Анатолий АдаДУРОВ с его антропологической группой собачонок

Я некоторое время вчитывался в эту нелепицу, и вдруг что-то точно защелкнулось у меня в мозгу. Что-то сработало в сознании или в подсознании… За этим дурацким, аляповатым, – не то что лубочным, а просто мерзким – плакатом, за этим «АдаДУРОВ», с претензией на известную цирковую династию Дуровых, за этими «антропологическими» (эва, какую образованность показал!) собачонками, за сопливым мальчишкой в разлатых валенках, пялившим глаза на такую красоту, за всем обликом этого «храма» рекламы и искусства я, как при вспышке магния, увидел вчерашний «антропологический» мир. Тот самый, в котором мы все до этого дня барахтались. С такими вот кинематографами, с борделями, с денежными мешками, с провалившимися крышами окраин, с «Ляли-няниным» бедным «углом» на аристократической Сергиевской, с наглыми люстрами ресторанов «Донон» и «Медведь», с «дневниками происшествий», бесстыдно рекламирующими и выстрелы, и уксусную эссенцию ночных самоубийств, с войной до победы…

И вдруг холодом по душе, библейским «менэ-текел-фарес» [46]46
  Таинственная огненная надпись, по библейской легенде испугавшая царя Навуходоносора; роковое предзнаменование.


[Закрыть]
резнул меня другой, тайный, еще невнятный смысл тех слов, на которые я глядел:

Последние дни!!!

А что, если и на самом деле – последние?! Если кончились навсегда времена «антропологических собачонок»? Если завтра настанет другое время – Время Людей?

Вероятно, это прозвучит странно, но мне все-таки кажется, что, если из тогдашнего нелепого, по-настоящему ничего еще не понимавшего гимназиста сложился в конце концов зрелый человек и даже советский литератор, – нельзя исключить из ряда причин этой метаморфозы и ададуровский плакат.

Само собой, не в нем дело. Дело в том мгновении, когда я его увидел. Дело во всем предыдущем и во всем, что за этим последовало. Но скажу прямо: он щелкнул в надлежащий миг затвором моего внутреннего фотоаппарата, и снимок, получившийся от этого щелчка, остался жить навсегда.
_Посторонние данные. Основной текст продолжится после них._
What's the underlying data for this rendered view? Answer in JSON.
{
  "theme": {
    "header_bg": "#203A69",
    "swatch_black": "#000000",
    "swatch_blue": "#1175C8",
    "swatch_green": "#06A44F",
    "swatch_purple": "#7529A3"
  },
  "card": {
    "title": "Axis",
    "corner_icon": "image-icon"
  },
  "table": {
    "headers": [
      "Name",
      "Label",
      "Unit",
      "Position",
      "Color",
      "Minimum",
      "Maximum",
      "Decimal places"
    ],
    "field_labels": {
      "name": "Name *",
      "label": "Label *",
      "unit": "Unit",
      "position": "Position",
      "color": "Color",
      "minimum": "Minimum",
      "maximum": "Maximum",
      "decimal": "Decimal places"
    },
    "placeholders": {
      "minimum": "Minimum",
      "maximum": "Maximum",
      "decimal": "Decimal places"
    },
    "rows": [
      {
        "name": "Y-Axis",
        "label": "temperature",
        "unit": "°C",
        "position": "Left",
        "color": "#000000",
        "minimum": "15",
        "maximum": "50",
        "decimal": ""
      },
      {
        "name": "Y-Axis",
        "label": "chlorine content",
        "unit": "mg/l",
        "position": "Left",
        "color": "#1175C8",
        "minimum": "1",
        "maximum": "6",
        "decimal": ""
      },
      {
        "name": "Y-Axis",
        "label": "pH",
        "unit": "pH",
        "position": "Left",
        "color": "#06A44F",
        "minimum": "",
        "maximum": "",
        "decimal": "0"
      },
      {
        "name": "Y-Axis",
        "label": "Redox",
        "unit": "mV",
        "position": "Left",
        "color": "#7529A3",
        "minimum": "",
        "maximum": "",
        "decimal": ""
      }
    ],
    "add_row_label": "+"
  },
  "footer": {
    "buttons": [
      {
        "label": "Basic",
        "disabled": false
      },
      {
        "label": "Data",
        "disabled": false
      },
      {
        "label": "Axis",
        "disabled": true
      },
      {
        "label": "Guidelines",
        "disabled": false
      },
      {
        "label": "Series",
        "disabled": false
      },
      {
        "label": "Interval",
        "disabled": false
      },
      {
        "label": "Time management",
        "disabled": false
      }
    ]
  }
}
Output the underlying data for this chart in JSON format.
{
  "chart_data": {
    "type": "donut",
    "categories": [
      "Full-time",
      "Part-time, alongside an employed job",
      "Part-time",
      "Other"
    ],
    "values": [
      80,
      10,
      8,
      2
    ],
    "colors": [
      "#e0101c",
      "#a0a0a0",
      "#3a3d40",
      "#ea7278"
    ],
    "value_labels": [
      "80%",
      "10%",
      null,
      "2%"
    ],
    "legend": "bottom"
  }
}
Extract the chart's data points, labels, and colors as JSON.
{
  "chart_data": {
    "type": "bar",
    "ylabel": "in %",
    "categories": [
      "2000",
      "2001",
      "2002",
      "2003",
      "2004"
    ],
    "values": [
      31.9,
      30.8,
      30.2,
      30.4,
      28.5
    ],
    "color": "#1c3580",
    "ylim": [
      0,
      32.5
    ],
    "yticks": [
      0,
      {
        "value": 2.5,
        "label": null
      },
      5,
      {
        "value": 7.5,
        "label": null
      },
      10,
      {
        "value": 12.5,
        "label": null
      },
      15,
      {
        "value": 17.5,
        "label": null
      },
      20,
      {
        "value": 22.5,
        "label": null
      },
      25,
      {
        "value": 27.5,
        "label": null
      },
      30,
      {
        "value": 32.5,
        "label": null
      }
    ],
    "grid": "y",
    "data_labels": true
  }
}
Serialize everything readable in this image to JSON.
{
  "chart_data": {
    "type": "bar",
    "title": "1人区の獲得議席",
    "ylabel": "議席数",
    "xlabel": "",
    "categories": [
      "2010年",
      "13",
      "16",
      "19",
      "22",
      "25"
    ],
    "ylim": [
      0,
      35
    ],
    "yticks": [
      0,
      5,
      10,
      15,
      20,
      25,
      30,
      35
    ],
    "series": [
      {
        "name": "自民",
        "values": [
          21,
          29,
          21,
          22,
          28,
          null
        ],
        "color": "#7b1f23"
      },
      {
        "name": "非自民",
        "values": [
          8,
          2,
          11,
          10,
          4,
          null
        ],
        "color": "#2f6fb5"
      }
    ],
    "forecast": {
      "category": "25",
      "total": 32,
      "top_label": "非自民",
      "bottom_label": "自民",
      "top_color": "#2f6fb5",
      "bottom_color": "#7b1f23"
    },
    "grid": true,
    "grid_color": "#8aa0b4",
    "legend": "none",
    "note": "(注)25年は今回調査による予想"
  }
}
…А Васи Петрова я так и не застал в Мурзинке. За месяц до этого Вася перевелся на какой-то завод в Таганроге. Он исчез для меня навсегда, и я никогда не перестану горевать об этом.

ЛИРИЧЕСКОЕ ИНТЕРМЕЦЦО

ПЕРВЫЕ ШАГИ

Если бы от меня потребовали подобрать к этой главе моих «Записок» надлежащий эпиграф, я бы, наверное, предложил вместо него напечатать под заголовком очень известную в начале века репродукцию скульптуры Федора Каменского «Первый шаг». Получилось бы трогательно и – совершенно непохоже. Но к названию подошло бы, как по мерке.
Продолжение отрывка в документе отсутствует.